I have never been tolerant of other people's beliefs. When I was a Jehovah's witness, I was always right, even when I was clearly wrong (I know, I know, some of you are saying "You haven't changed YumYum). But I am changing, believe it or not. In fact, when I came on this forum I was almost atheist and one night two forum members were having a spiritual discussion about prayer. I was very intrigued with how they encouraged each other and how prayer has sustained them. So, began my journey to open my mind. I began to pray and I notice that my prayers are being answered. So, as I continue to explore my new found passion, I want to keep in mind that I must be tolerant of atheists, Christians, Jews, Muslims, and ever other belief system..
This article really touched me. I totally related with it and I wanted to share....
Being Jewish in a Christian World
Submitted by Laura Sofen on December 13, 2010
While I share some aspects of my life with my students, one thing I don’t share is that I was born Jewish. I am ashamed of my shame, knowing that Jews, like many religious groups, have suffered because of their beliefs. My shame comes from growing up in a community that seemed to typify every negative stereotype about Jews. It also stems from being silent for years whenever someone made an anti-Semitic comment.
There isn’t much religious diversity at our school. The overwhelming majority of students and staff practice some form of Christianity. There are a couple of Muslims, a handful of Jews and that’s about it. Like many school districts, ours is only closed on Christian holidays. There are holiday decorations up in classrooms, but they only represent Christmas.
If I harbored any doubts about how some people felt about Jews, they were quickly confirmed the other day. Walking down the hallway, I overheard one student say to another in wide-eyed shock, “I had no idea you were Jewish.” And there it was, that disdainful tone that still makes my skin crawl.

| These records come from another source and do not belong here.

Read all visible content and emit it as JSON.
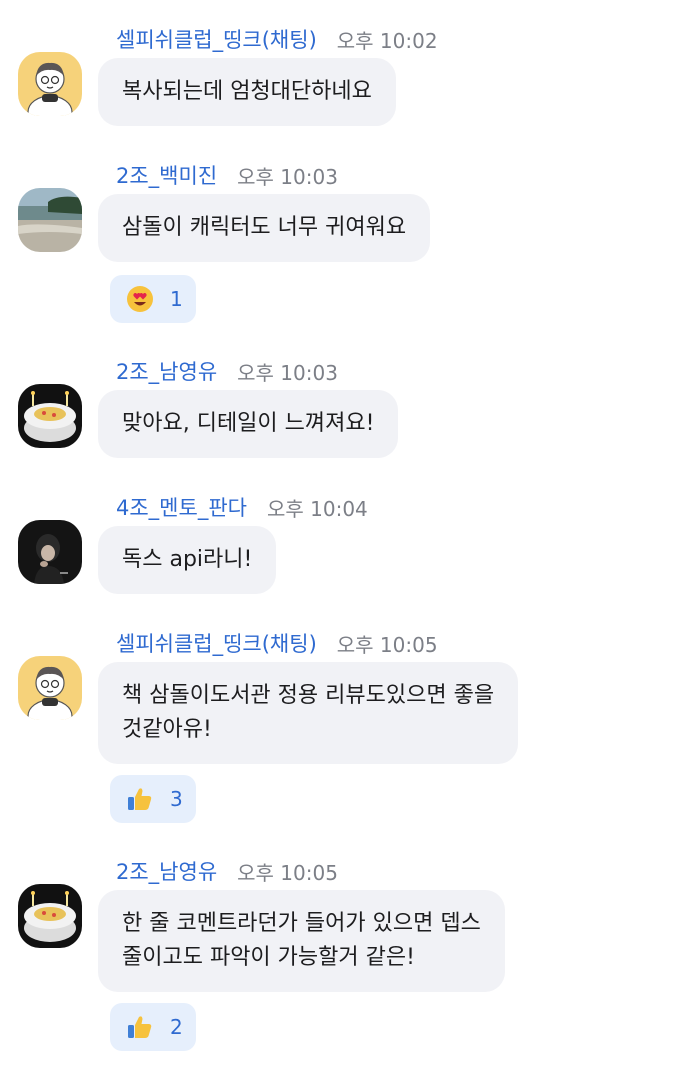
{
  "messages": [
    {
      "sender": "셀피쉬클럽_띵크(채팅)",
      "time": "오후 10:02",
      "avatar": "boy-character-avatar",
      "text": "복사되는데 엄청대단하네요",
      "reaction": null
    },
    {
      "sender": "2조_백미진",
      "time": "오후 10:03",
      "avatar": "beach-photo-avatar",
      "text": "삼돌이 캐릭터도 너무 귀여워요",
      "reaction": {
        "emoji": "heart-eyes-icon",
        "count": "1"
      }
    },
    {
      "sender": "2조_남영유",
      "time": "오후 10:03",
      "avatar": "cake-photo-avatar",
      "text": "맞아요, 디테일이 느껴져요!",
      "reaction": null
    },
    {
      "sender": "4조_멘토_판다",
      "time": "오후 10:04",
      "avatar": "dark-portrait-avatar",
      "text": "독스 api라니!",
      "reaction": null
    },
    {
      "sender": "셀피쉬클럽_띵크(채팅)",
      "time": "오후 10:05",
      "avatar": "boy-character-avatar",
      "text": "책 삼돌이도서관 정용 리뷰도있으면 좋을\n것같아유!",
      "reaction": {
        "emoji": "thumbs-up-icon",
        "count": "3"
      }
    },
    {
      "sender": "2조_남영유",
      "time": "오후 10:05",
      "avatar": "cake-photo-avatar",
      "text": "한 줄 코멘트라던가 들어가 있으면 뎁스\n줄이고도 파악이 가능할거 같은!",
      "reaction": {
        "emoji": "thumbs-up-icon",
        "count": "2"
      }
    }
  ]
}
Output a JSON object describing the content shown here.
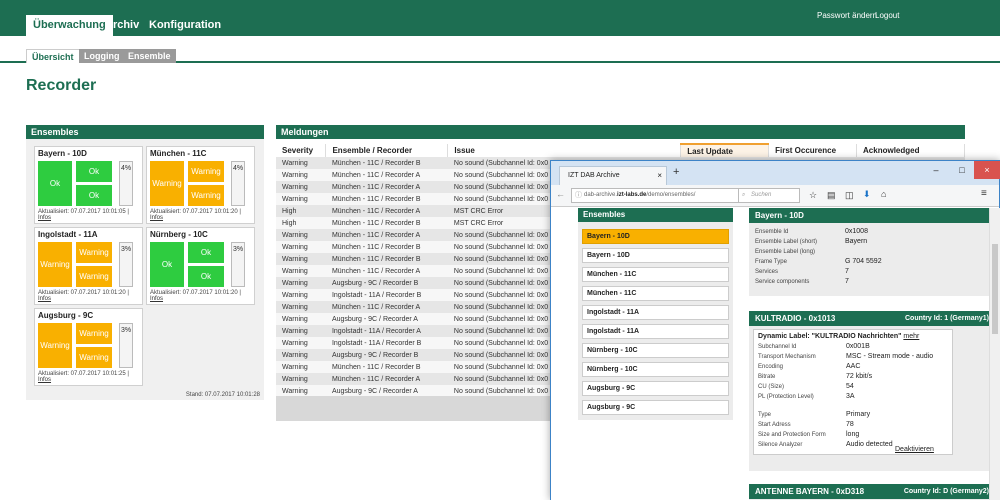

Perhaps I should have kept walking. I certainly considered it. Instead, I gathered all my courage and said, “So am I.” My dirty little secret was out of the bag, and there would be no turning back.
News travels fast in our school, and it wasn’t long before a cluster of students entered the classroom saying, “Ms. Sofen, you’re Jewish?” as if I had kept my true identity hidden from them all this time.
It’s really nobody’s business what I practice, observe or believe. But here was a teachable moment, and I’m allergic to ignoring those.
“Both of my parents were Jewish,” I told them. “I don’t practice, but I used to be really ashamed of being Jewish.” Of course they wanted to know why. Middle school kids understand shame pretty well.
“There are a lot of people who hate Jews,” I told them, reminding them of when we discussed the Holocaust and Oskar Schindler. “I was embarrassed to be identified with a group that so many people hate,” I confessed.
Their eyes were wide and kind, and then they smiled. “We don’t hate you, Ms. Sofen. We don’t care what you are.” Part of me knew they would say that, but part of me was also relieved.
Sometimes we need to teach tolerance to ourselves before we can teach it to others.